Once the new samples have been entered and identified as such, the resemblance matrix for all of the samples together must be calculated. For the iris data set, calculate a Euclidean distance matrix. Proceed with the CAP analysis by choosing: PERMANOVA+ > CAP > (Analyse against •Groups in factor) & (Factor for groups or new samples: Flower) & ($\checkmark$Add new samples > Factor level for new samples New) & (Specify m 4) & (Diagnostics $\checkmark$Do diagnostics •Chosen m only), then click ‘OK’ (Fig. 5.14). The CAP plot shows the three Iris groups, as before, but the new samples are shown using a separate symbol (Fig. 5.15). The only other difference between the CAP plot in Fig. 5.15 compared to Fig. 5.9 is that the y-axis has been flipped. As with PCA, PCO, dbRDA or MDS ordination plots in PRIMER, the signs of the axes are also arbitrary in a CAP plot. The visual representation of the points corresponding to each of the new flowers have been labeled and from this one might make a guess as to which species each of these new samples is likely to belong.

Fig5.15.png Fig. 5.15. CAP plot of Anderson’s iris data, showing the positions of three new flowers, based on their morphometric resemblances with the other flowers in the existing dataset.

More detailed information is given, however, in the CAP results file under the heading of ‘New samples’ (Fig. 5.16). First are given the positions of each of the new samples on the canonical axes, followed by the classification of each of the new samples according to these positions. In the present case, the samples ‘New1’ and ‘New3’ were allocated to the group Iris virginica, while the sample ‘New2’ was allocated to the group Iris setosa. Each new sample is allocated to the group whose centroid is the closest to it in the canonical space. For reference, the output file includes these distances to centroids for each sample upon which this decision was made (Fig. 5.16).
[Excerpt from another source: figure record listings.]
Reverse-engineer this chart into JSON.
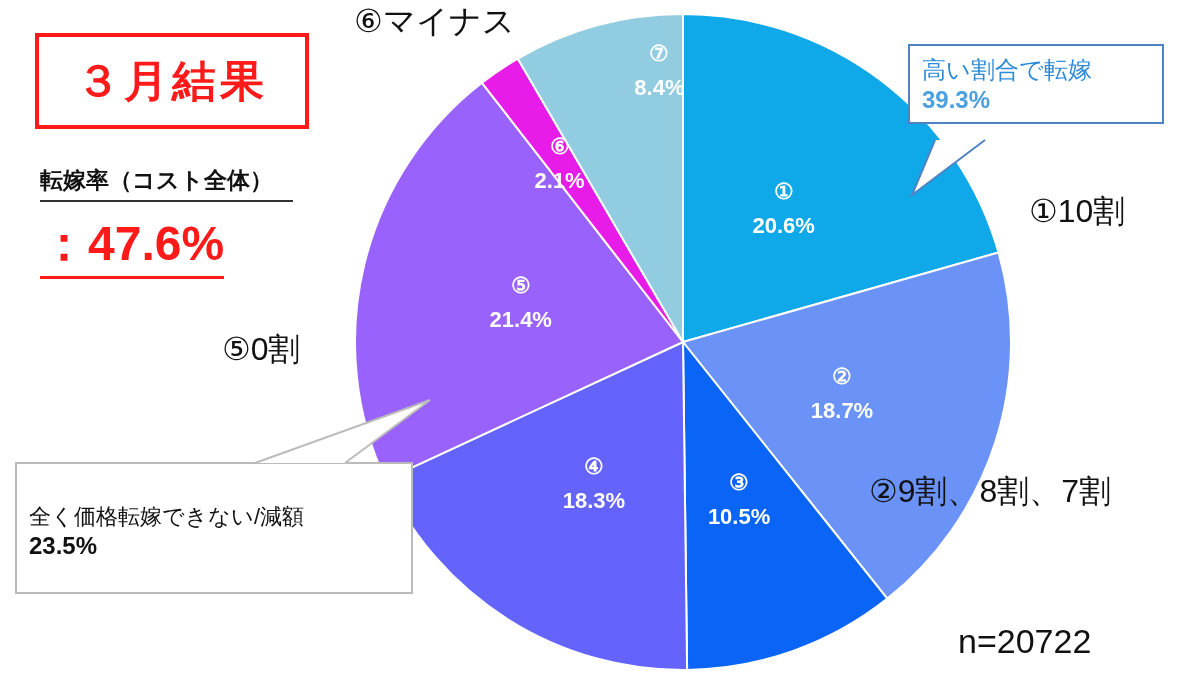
{
  "chart_data": {
    "type": "pie",
    "title": "３月結果",
    "categories": [
      "①",
      "②",
      "③",
      "④",
      "⑤",
      "⑥",
      "⑦"
    ],
    "values": [
      20.6,
      18.7,
      10.5,
      18.3,
      21.4,
      2.1,
      8.4
    ],
    "colors": [
      "#0fa8e8",
      "#6a92f7",
      "#0a64f5",
      "#6464fc",
      "#9a62fc",
      "#e81ce8",
      "#92cce0"
    ],
    "value_labels": [
      "20.6%",
      "18.7%",
      "10.5%",
      "18.3%",
      "21.4%",
      "2.1%",
      "8.4%"
    ],
    "legend": false,
    "annotations": [
      {
        "text": "①10割",
        "x": "①"
      },
      {
        "text": "②9割、8割、7割",
        "x": "②"
      },
      {
        "text": "⑤0割",
        "x": "⑤"
      },
      {
        "text": "⑥マイナス",
        "x": "⑥"
      },
      "転嫁率（コスト全体）",
      "：47.6%",
      "高い割合で転嫁\n39.3%",
      "全く価格転嫁できない/減額\n23.5%",
      "n=20722"
    ]
  }
}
Fig5.16.png Fig. 5.16. Positions of three new flowers on the canonical coordinate scores, classification of each new flower into one of the groups, and distances from each new flower to each of the group centroids.


111 This latter criterion may be very difficult to check. The CAP routine currently does not attempt to identify data points as “outside previous experience” and the development of an appropriate criterion for doing this would be a worthwhile subject for future research.